Selon nous, la croissance rapide des fonds de crédit privés et la nécessité pour ces gestionnaires de faire fructifier leur argent constituent la dernière raison de la forte demande actuelle. Même si le crédit privé tend à accorder des prêts directs à des sociétés au lieu d’acheter des obligations, ses activités influent sur les prix dans l’ensemble de la structure du capital. Le graphique de droite souligne l’ampleur du secteur puisque les données sur l’actif sous gestion ne sont disponibles qu’avec un décalage important.
Le crédit privé est une force grandissante dans les prêts directs
Les activités des fonds devraient exercer une pression à la baisse sur les écarts de taux
Le graphique montre la croissance de l’actif sous gestion des stratégies de prêts directs de crédit privé et le total investi dans des fonds de crédit privé, ainsi que la part du crédit direct dans les activités de crédit privé, de 2006 à juin 2023. L’actif sous gestion des stratégies de crédit privé a plus que décuplé, les prêts directs passant de 4 % à 46 % de l’actif sous gestion durant cette période.
Nous pouvons penser à de nombreuses raisons pour lesquelles les émetteurs de titres bien notés de catégorie investissement cherchent à émettre maintenant, mais nous croyons que cela se résume surtout à la gestion de l’incertitude. Les sociétés doivent composer avec deux inconnues économiques, car le risque de récession persiste, malgré les efforts soutenus déployés par la Réserve fédérale américaine (Fed) pour orchestrer un soi-disant « atterrissage en douceur » ainsi qu’une variabilité de la politique monétaire, un large éventail de résultats potentiels étant possibles selon l’issue de l’élection de novembre. Lorsqu’il existe un large éventail de résultats potentiels, nous pensons qu’il est logique pour les sociétés de bloquer le financement à de bons taux, voire aux meilleurs taux. Cette situation est particulièrement vraie pour les emprunteurs de titres de catégorie investissement qui peuvent vendre des obligations à 10 ans à taux de rendement inférieur à celui du marché monétaire, créant un potentiel de gains de revenu simplement en déposant le produit de la vente d’obligations.

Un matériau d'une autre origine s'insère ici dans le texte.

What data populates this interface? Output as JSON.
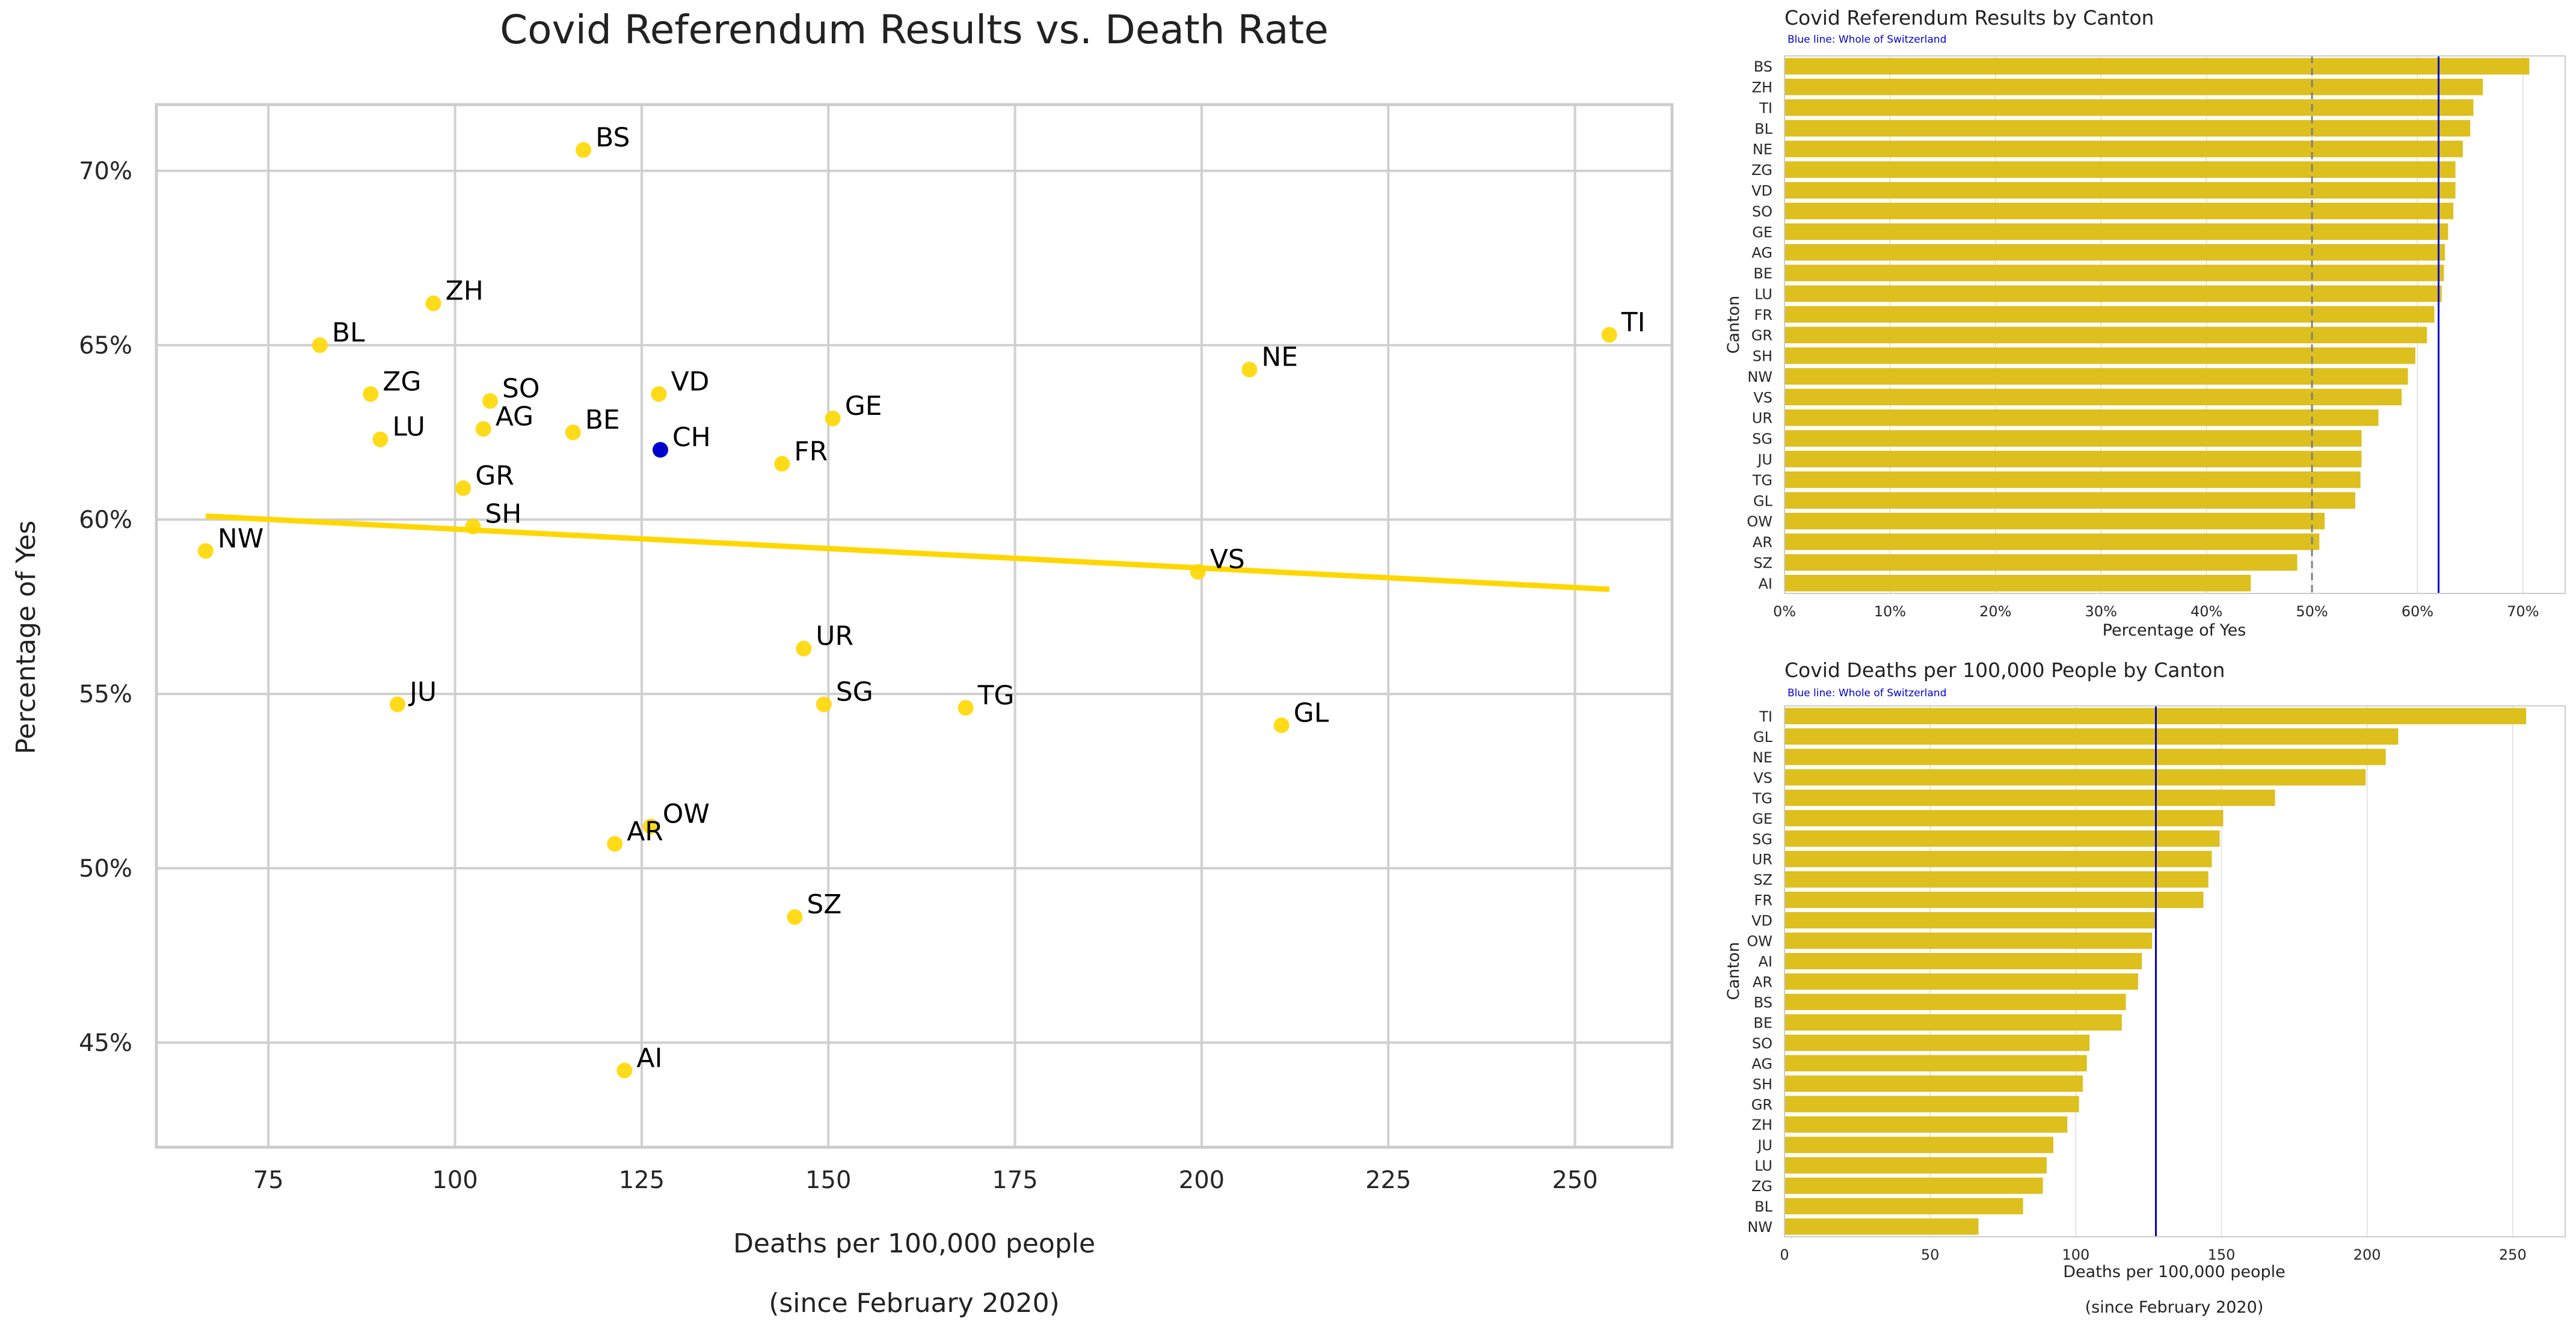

Pour les investisseurs, les obligations de sociétés atténuent le risque d’une autre manière. La Fed a annoncé le début d’un cycle de réduction des taux à compter de ce mois-ci. Le nombre exact et l’ampleur des réductions sont actuellement inconnus et dépendront d’une foule de variables, dont la performance du marché de l’emploi et les changements de politique budgétaire. Ce qui semble clair, toutefois, c’est que les rendements démesurés des liquidités devraient diminuer bientôt et que les investisseurs devront trouver des solutions de rechange pour remplacer ces liquidités. Les obligations de sociétés ont toujours été une source importante de revenus pour les portefeuilles, et à nos yeux il n’est pas surprenant que certains investisseurs cherchent à ajouter des placements à mesure qu’ils redéploient leurs liquidités.
Regard sur l’avenir
Selon nous, l’attrait des obligations de sociétés en tant que sous-catégorie d’actif à ces niveaux dépend largement de l’horizon de placement de l’investisseur. Pour les investisseurs qui ont un horizon de placement de plusieurs années et cherchent à maximiser les liquidités, les obligations de catégorie investissement peuvent offrir un rendement potentiellement intéressant par rapport aux obligations du Trésor américain. Toutefois, si l’horizon de placement est plus court, il pourrait s’avérer difficile pour les obligations de sociétés de surpasser considérablement celles d’État. Compte tenu du ralentissement potentiel de l’économie et de l’incertitude accrue entourant la politique monétaire, il pourrait être difficile pour les obligations de sociétés de continuer à briller.